As the financial pressures placed upon doctors increases, a business method used by medical practices has been to delegate the patient-doctor conversation. Delegation of the patient-doctor conversation is a business model used to enable the doctor to see more patients. In the business of medicine, delegation of the conversation is known as using physician extenders. If you've tried to see your doctor lately, you might know exactly what I'm referring to. You make an appointment with your doctor but instead, you see the new nurse practitioner. At first, you balk, but then acquiesce to see the nurse practitioner just to get your prescription refilled, right? You just want to get your health care problem taken care of, so, you say, OK fine, I'll see the nurse practitioner.
I understand the business model of using physician extenders and to some degree, I think there's some value in it. For instance, I have days where I have the same conversation, over and over, about the same condition. Is that using my time wisely? Would it be better to have a mid-level provider like a PA (physician's assistant) or NP (nurse practitioner) speak with the patient? And I understand the business challenges today in medicine with decreasing reimbursement. But to not even see the doctor? I thought I paid for my 'doctor's visit' to see the doctor. It may be a good business model for the provider, but as for the patient, what happens to the conversation? What about the relationship and the trust that comes from meaningful dialog? Is that conversation between the patient and the doctor still uniquely special or has it just become a commodity?

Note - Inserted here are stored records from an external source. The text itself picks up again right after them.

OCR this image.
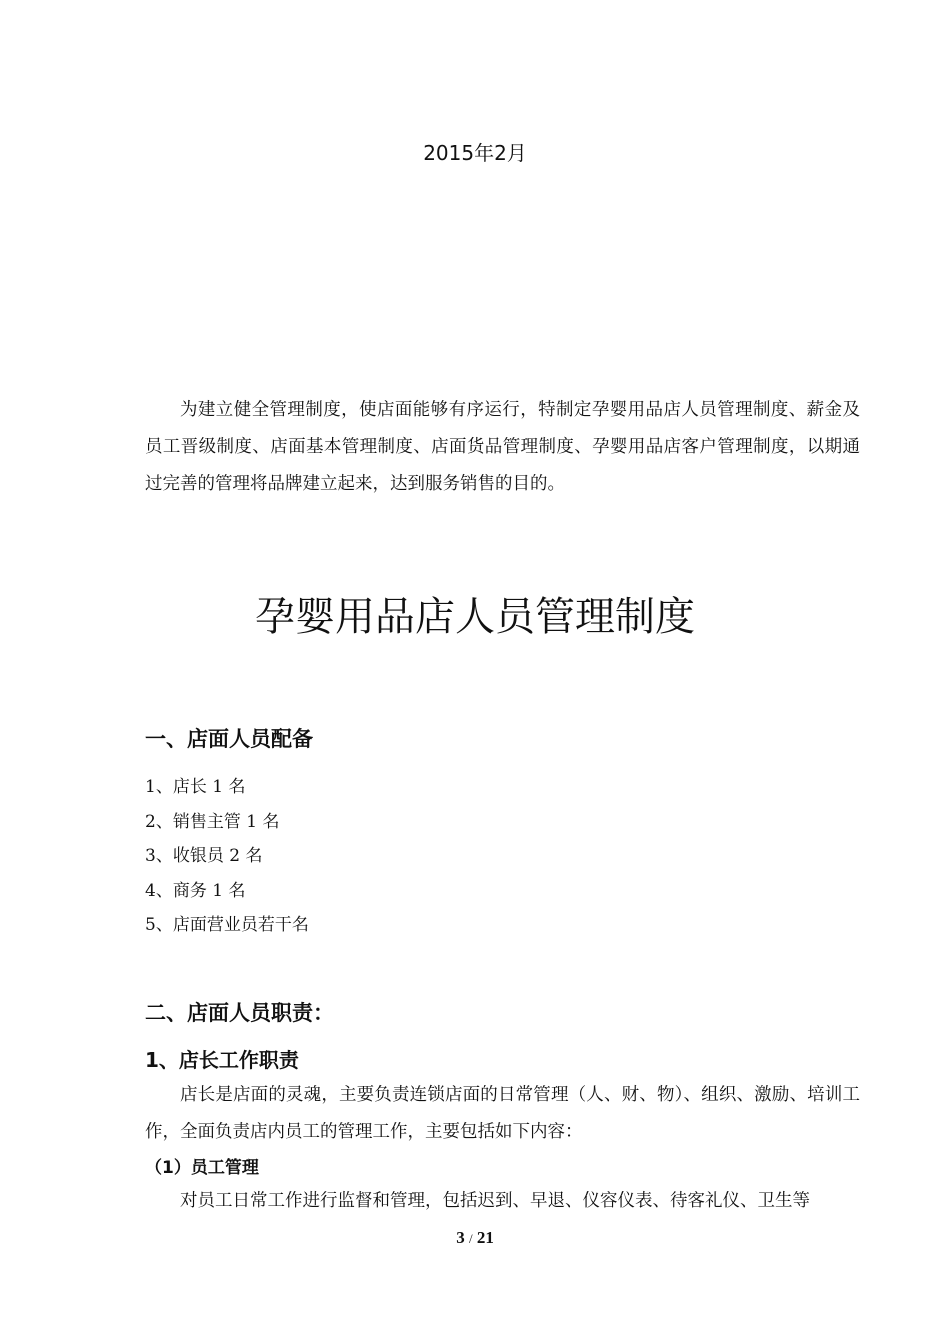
2015年2月

为建立健全管理制度，使店面能够有序运行，特制定孕婴用品店人员管理制度、薪金及员工晋级制度、店面基本管理制度、店面货品管理制度、孕婴用品店客户管理制度，以期通过完善的管理将品牌建立起来，达到服务销售的目的。

孕婴用品店人员管理制度
一、店面人员配备
1、店长 1 名
2、销售主管 1 名
3、收银员 2 名
4、商务 1 名
5、店面营业员若干名
二、店面人员职责：
1、店长工作职责

店长是店面的灵魂，主要负责连锁店面的日常管理（人、财、物）、组织、激励、培训工作，全面负责店内员工的管理工作，主要包括如下内容：

（1）员工管理

对员工日常工作进行监督和管理，包括迟到、早退、仪容仪表、待客礼仪、卫生等

3 / 21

Let me give you an example. One of my immediate family members developed a lump on her collar bone. No pain, just swelling. She tried to make an appointment with our local doctor and was scheduled with the practice's new nurse practitioner. Bear in mind, one of the standards of care in the practice of medicine is to do a comprehensive history and physical exam prior to making any assessment of any condition. The nurse practitioner failed to do so. Her first question was to ask whether there any history of cancer in the family. The reply, "yes, my mom died of lymphoma." That was the end of the history and a CT scan was scheduled. The findings of the CT scan were inconclusive and an MRI was recommended. The MRI identified costochondritis, an inflammatory condition of a joint in the collar bone. My family member walked away with a scare, a bill for $2500 and a bad taste in her mouth. She no longer goes to that practice.
I work with a number of nurse practitioners who are very good at their jobs. I am most familiar with cardiology NP's who are to point guards for in-patient cardiology care. But you know what's unique about their care? In every case, the doctor still sees the patient. The NP may see the patient first and do the work-up, but the doctor always sees the patient. When you see an NP on an out-patient basis, like your doctor's office, you'll never see your doctor.
So what's my point here? My point is about the conversation. What happens to the conversation in the physician extender business model is that it is delegated. The relationship between patient and doctor and the trust that is built upon that conversation is thrown aside. My point is that health care literacy is dependant upon the conversation. Take away the conversation and you'll see patients change. Patients will be less willing to listen and less willing to follow through on instructions. Delegation of the conversation may work for the physician's bottom line, but for the patient, delegation of the conversation results in a loss of trust and less effective care.